Benim gözlemlediğim kadarıyla eğitim alan kadınlar, yat sınıfında yarışan kadınlardan daha fazlaydı. Bu noktada kadınların yarışçı olma konusunda daha çok teşvike ihtiyaçları olduğunu düşündüğümüz için kızkardeşim ve ben Karya Kadın Takımı projelerini başlattık. Kadın ekibi olarak yola çıkma sebebimiz kapsayıcı ve sürdürülebilir bir fırsat eşitliği için ilk adımı atma misyonu oldu. Uzun ve emek isteyen bir süreç ancak başarılı ilerlediğini hatta başka ekipleri de olumlu yönde etkilediğini düşünüyoruz. Bu projelerin sayısını artırdıkça bu önyargının daha çok kırılacağını düşünüyoruz.
ZEYNEP ATABAY TAŞKENT
FARKIMIZI GÖSTERİYORUZ
– Yelkene ilginiz aileden mi geliyor?
– Yat yarışçılığına olan ilgim, babam Bülent Atabay sayesinde başladı. 12 yaşımdan itibaren, onun “Orient Express” adını verdiği teknelerde yarışmaya başladım. Bugüne kadar her biri farklı özellikler taşıyan pek çok teknede yer aldım. Babam her yeni projede kendini yenileyerek, tekneleri sürekli geliştirdi.
– Denizle kurduğunuz bağın sizdeki karşılığı nedir? Bu ilişki sizi nasıl dönüştürdü?
– 40 yılı aşkın süredir yat yarışlarına katılmak, bana doğayla uyum içinde yaşama ve zorluklara karşı dayanıklılık kazandırdı. Aynı zamanda takım kurma ve yönetme becerilerimi geliştirdi. Karar verme süreçlerimdeki netlik, stratejik bakış açım ve koşullara karşı dirençli duruşum da bu sporla birlikte gelişti.
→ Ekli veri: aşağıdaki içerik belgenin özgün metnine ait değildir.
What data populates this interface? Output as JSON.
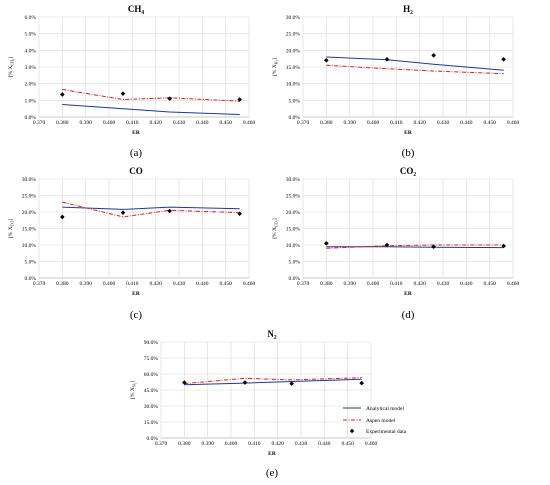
{
  "colors": {
    "analytical": "#1f3a8f",
    "aspen": "#e01b1b",
    "experimental": "#000000",
    "grid": "#d9d9d9"
  },
  "legend": {
    "analytical": "Analytical model",
    "aspen": "Aspen model",
    "experimental": "Experimental data"
  },
  "chart_data": [
    {
      "type": "line",
      "title": "CH₄",
      "panel_label": "(a)",
      "xlabel": "ER",
      "ylabel": "[% X_CH₄]",
      "xlim": [
        0.37,
        0.46
      ],
      "ylim": [
        0,
        6
      ],
      "xticks": [
        "0.370",
        "0.380",
        "0.390",
        "0.400",
        "0.410",
        "0.420",
        "0.430",
        "0.440",
        "0.450",
        "0.460"
      ],
      "yticks": [
        "0.0%",
        "1.0%",
        "2.0%",
        "3.0%",
        "4.0%",
        "5.0%",
        "6.0%"
      ],
      "series": [
        {
          "name": "Analytical model",
          "x": [
            0.38,
            0.406,
            0.426,
            0.456
          ],
          "y": [
            0.75,
            0.5,
            0.3,
            0.15
          ]
        },
        {
          "name": "Aspen model",
          "x": [
            0.38,
            0.406,
            0.426,
            0.456
          ],
          "y": [
            1.65,
            1.05,
            1.15,
            0.95
          ]
        },
        {
          "name": "Experimental data",
          "x": [
            0.38,
            0.406,
            0.426,
            0.456
          ],
          "y": [
            1.35,
            1.4,
            1.1,
            1.05
          ]
        }
      ]
    },
    {
      "type": "line",
      "title": "H₂",
      "panel_label": "(b)",
      "xlabel": "ER",
      "ylabel": "[% X_H₂]",
      "xlim": [
        0.37,
        0.46
      ],
      "ylim": [
        0,
        30
      ],
      "xticks": [
        "0.370",
        "0.380",
        "0.390",
        "0.400",
        "0.410",
        "0.420",
        "0.430",
        "0.440",
        "0.450",
        "0.460"
      ],
      "yticks": [
        "0.0%",
        "5.0%",
        "10.0%",
        "15.0%",
        "20.0%",
        "25.0%",
        "30.0%"
      ],
      "series": [
        {
          "name": "Analytical model",
          "x": [
            0.38,
            0.406,
            0.426,
            0.456
          ],
          "y": [
            18.0,
            17.2,
            15.8,
            14.0
          ]
        },
        {
          "name": "Aspen model",
          "x": [
            0.38,
            0.406,
            0.426,
            0.456
          ],
          "y": [
            15.5,
            14.5,
            13.8,
            13.0
          ]
        },
        {
          "name": "Experimental data",
          "x": [
            0.38,
            0.406,
            0.426,
            0.456
          ],
          "y": [
            17.0,
            17.3,
            18.5,
            17.3
          ]
        }
      ]
    },
    {
      "type": "line",
      "title": "CO",
      "panel_label": "(c)",
      "xlabel": "ER",
      "ylabel": "[% X_CO]",
      "xlim": [
        0.37,
        0.46
      ],
      "ylim": [
        0,
        30
      ],
      "xticks": [
        "0.370",
        "0.380",
        "0.390",
        "0.400",
        "0.410",
        "0.420",
        "0.430",
        "0.440",
        "0.450",
        "0.460"
      ],
      "yticks": [
        "0.0%",
        "5.0%",
        "10.0%",
        "15.0%",
        "20.0%",
        "25.0%",
        "30.0%"
      ],
      "series": [
        {
          "name": "Analytical model",
          "x": [
            0.38,
            0.406,
            0.426,
            0.456
          ],
          "y": [
            21.5,
            20.8,
            21.5,
            21.0
          ]
        },
        {
          "name": "Aspen model",
          "x": [
            0.38,
            0.406,
            0.426,
            0.456
          ],
          "y": [
            23.0,
            18.5,
            20.5,
            19.8
          ]
        },
        {
          "name": "Experimental data",
          "x": [
            0.38,
            0.406,
            0.426,
            0.456
          ],
          "y": [
            18.5,
            19.8,
            20.3,
            19.5
          ]
        }
      ]
    },
    {
      "type": "line",
      "title": "CO₂",
      "panel_label": "(d)",
      "xlabel": "ER",
      "ylabel": "[% X_CO₂]",
      "xlim": [
        0.37,
        0.46
      ],
      "ylim": [
        0,
        30
      ],
      "xticks": [
        "0.370",
        "0.380",
        "0.390",
        "0.400",
        "0.410",
        "0.420",
        "0.430",
        "0.440",
        "0.450",
        "0.460"
      ],
      "yticks": [
        "0.0%",
        "5.0%",
        "10.0%",
        "15.0%",
        "20.0%",
        "25.0%",
        "30.0%"
      ],
      "series": [
        {
          "name": "Analytical model",
          "x": [
            0.38,
            0.406,
            0.426,
            0.456
          ],
          "y": [
            9.5,
            9.5,
            9.3,
            9.2
          ]
        },
        {
          "name": "Aspen model",
          "x": [
            0.38,
            0.406,
            0.426,
            0.456
          ],
          "y": [
            9.0,
            9.8,
            10.0,
            10.0
          ]
        },
        {
          "name": "Experimental data",
          "x": [
            0.38,
            0.406,
            0.426,
            0.456
          ],
          "y": [
            10.5,
            10.0,
            9.5,
            9.7
          ]
        }
      ]
    },
    {
      "type": "line",
      "title": "N₂",
      "panel_label": "(e)",
      "xlabel": "ER",
      "ylabel": "[% X_N₂]",
      "xlim": [
        0.37,
        0.46
      ],
      "ylim": [
        0,
        90
      ],
      "xticks": [
        "0.370",
        "0.380",
        "0.390",
        "0.400",
        "0.410",
        "0.420",
        "0.430",
        "0.440",
        "0.450",
        "0.460"
      ],
      "yticks": [
        "0.0%",
        "15.0%",
        "30.0%",
        "45.0%",
        "60.0%",
        "75.0%",
        "90.0%"
      ],
      "series": [
        {
          "name": "Analytical model",
          "x": [
            0.38,
            0.406,
            0.426,
            0.456
          ],
          "y": [
            50.0,
            51.5,
            53.0,
            55.0
          ]
        },
        {
          "name": "Aspen model",
          "x": [
            0.38,
            0.406,
            0.426,
            0.456
          ],
          "y": [
            51.0,
            56.0,
            54.5,
            56.5
          ]
        },
        {
          "name": "Experimental data",
          "x": [
            0.38,
            0.406,
            0.426,
            0.456
          ],
          "y": [
            52.0,
            52.0,
            51.0,
            51.5
          ]
        }
      ]
    }
  ]
}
Yelken, bana hem kendi güçlü hem de geliştirilmesi gereken yönlerimi tanıma fırsatı sundu.
– Kadınlara nasıl bir mesaj vermek istersiniz?
– Yelken gibi zorlu bir sporda kadınların yer alması, güçlerini ve kararlılıklarını ortaya koyuyor. Her kadın, ister denizde ister karada olsun, potansiyelinin farkına varmalı ve bu potansiyeli sonuna kadar kullanmalı. Cesaret edin, emek verin, takım olun. Başarı sadece bir sonuç değil; aynı zamanda dönüşümün, dayanıklılığın ve kararlılığın da bir simgesi. Bu yolda ilerleyen her kadına destek olmak ve onları yüreklendirmek hepimizin görevi.